Bild: Auch Bankangestellte sind dieser Tage ein Fall für Depressionen
taz: Herr Beuscher, die Organisatoren der "Berliner Woche der seelischen
Gesundheit" haben es sich zum Ziel gesetzt, psychische Krankheiten zu
enttabuisieren. Ist das überhaupt nötig?
Heinrich Beuscher: Auf jeden Fall. Psychische Erkrankungen werden nach wie
vor als Makel gesehen. Die Entstigmatisierung ist für uns eine der größten
Herausforderungen. Früher waren psychisch Kranke weitgehend ausgegliedert
aus dem gesellschaftlichen Leben. Noch vor 15 Jahren gab es tausende
psychiatrische Betten in sogenannten Langzeitkliniken. Manche haben dort
ihr ganzes Leben verbracht. Heute versuchen wir, die Betroffenen so weit
wie möglich in die Gesellschaft zu integrieren.
Was wurde geändert?
Die Langzeitkliniken haben wir abgebaut und ein Versorgungssystem in den
Bezirken eingerichtet. Jeder Erkrankte kann sich vor Ort an eine
psychiatrische Fachabteilung wenden. Es gibt zudem in allen Bezirken
betreute Wohnformen und Maßnahmen zur Tagesstrukturierung und zur
Beschäftigung. Die Menschen, die wir früher weggesperrt haben, leben heute
unter uns. Wir müssen darauf achten, dass es dafür eine gesellschaftliche
Toleranz gibt.
Die Zahl der Berliner mit psychischen Erkrankungen ist in den letzten
Jahren gestiegen.
Das stimmt. Jede zweite Frau und jeder dritte Mann in Deutschland erkrankt
heute im Laufe seines Lebens im Schnitt ein Mal an einer psychischen
Störung. In Berlin nehmen die psychiatrischen Diagnosen in den Statistiken
der Krankenkassen zu. Vor allem Depressionen und Suchtprobleme sind weit
verbreitet. Es gibt auch mehr Arbeitsausfalltage aufgrund von psychischen
Erkrankungen. Das heißt aber nicht, dass tatsächlich mehr Leute psychisch
krank werden.
Sondern?
Es kann sein, dass Ärzte und Betroffene die psychischen Erkrankungen eher
erkennen.
Das wäre eine beruhigende Erklärung. Möglicherweise kommen aber mehr
Menschen mit ihrem Leben nicht klar.
Auch das kann sein. Wie sich das auf die Krankheitsrate auswirkt, lässt
sich allerdings nur schwer beurteilen. Fakt ist, dass die
Arbeitsbelastungen zunehmen, Arbeitsgebiete komplexer werden und ein viel
größerer Leistungsdruck auf den Menschen lastet als noch vor 20 Jahren.
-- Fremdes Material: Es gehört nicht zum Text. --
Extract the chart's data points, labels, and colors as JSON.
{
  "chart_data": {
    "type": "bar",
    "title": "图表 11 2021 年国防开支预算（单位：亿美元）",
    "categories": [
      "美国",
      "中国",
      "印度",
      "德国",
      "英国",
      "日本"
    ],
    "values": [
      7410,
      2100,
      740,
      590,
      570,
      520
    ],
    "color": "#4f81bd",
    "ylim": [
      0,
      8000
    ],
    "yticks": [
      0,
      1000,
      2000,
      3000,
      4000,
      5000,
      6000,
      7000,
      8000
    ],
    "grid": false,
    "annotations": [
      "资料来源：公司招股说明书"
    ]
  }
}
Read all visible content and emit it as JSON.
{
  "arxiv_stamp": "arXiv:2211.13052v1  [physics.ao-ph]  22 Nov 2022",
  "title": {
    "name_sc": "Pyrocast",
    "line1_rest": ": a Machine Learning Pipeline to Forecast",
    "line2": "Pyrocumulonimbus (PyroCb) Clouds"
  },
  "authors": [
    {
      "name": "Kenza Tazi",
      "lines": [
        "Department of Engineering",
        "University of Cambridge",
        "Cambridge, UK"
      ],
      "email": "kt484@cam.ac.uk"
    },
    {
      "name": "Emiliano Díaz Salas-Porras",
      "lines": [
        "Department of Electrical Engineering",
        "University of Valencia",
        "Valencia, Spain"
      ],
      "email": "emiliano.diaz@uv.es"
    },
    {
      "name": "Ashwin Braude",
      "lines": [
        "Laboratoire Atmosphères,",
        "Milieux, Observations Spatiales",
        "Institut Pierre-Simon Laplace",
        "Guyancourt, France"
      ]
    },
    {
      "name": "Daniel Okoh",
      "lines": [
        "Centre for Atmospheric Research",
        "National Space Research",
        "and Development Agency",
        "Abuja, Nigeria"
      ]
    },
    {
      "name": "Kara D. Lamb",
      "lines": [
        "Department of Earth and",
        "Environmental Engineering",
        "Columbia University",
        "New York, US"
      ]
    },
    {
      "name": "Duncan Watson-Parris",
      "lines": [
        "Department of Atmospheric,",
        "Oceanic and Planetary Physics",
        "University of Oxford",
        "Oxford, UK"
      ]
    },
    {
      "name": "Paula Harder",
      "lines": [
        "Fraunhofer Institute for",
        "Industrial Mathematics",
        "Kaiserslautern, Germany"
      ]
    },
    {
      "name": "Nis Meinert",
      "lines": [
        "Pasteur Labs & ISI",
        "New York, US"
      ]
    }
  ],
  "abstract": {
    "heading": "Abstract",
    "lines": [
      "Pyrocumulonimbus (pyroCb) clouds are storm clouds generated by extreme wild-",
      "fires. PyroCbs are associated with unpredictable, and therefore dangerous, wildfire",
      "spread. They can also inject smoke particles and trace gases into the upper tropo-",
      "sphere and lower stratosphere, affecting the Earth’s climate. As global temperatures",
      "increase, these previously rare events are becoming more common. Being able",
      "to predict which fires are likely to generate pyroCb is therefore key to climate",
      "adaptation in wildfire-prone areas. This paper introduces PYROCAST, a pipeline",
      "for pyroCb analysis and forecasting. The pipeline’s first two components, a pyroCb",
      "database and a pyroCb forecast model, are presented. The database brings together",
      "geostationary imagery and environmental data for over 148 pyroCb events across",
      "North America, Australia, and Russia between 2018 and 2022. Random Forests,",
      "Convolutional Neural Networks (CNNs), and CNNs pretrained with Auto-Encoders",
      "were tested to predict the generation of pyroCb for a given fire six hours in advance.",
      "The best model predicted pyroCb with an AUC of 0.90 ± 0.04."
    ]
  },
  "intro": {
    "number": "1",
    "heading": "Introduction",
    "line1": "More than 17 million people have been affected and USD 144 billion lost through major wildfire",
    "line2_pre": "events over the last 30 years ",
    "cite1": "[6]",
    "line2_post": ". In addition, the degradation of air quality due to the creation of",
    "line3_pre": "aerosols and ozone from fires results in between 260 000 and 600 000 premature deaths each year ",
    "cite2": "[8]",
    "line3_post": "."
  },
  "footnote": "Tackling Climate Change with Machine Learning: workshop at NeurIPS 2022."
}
Viele Berliner haben keinen Job - und leiden eher unter fehlendem
Leistungsdruck.
Auch Arbeitslosigkeit kann eine psychische Erkrankung fördern. Wir merken
das in den Kliniken und bezirklichen Diensten. In Regionen, in denen viele
sozial Schwache leben, kommen mehr Menschen in die Krankenhäuser.
Welche Stadtteile sind besonders betroffen?
Der Aufnahmedruck in den Kliniken in Neukölln, Kreuzberg, Moabit, im
Wedding, aber auch in Marzahn-Hellersdorf ist besonders hoch. Wir
versuchen, das bei der Vergabe von Mitteln zu berücksichtigen. Bezirke mit
einer schlechteren sozialen Struktur erhalten mehr Geld für ihre Angebote
als andere. Auch die jeweiligen Kliniken sind besser ausgestattet.
Wenn sich viele Betroffene an die Krankenhäuser und Beratungsstellen
wenden, ist das eine gute Entwicklung. Sie holen sich offenbar Hilfe.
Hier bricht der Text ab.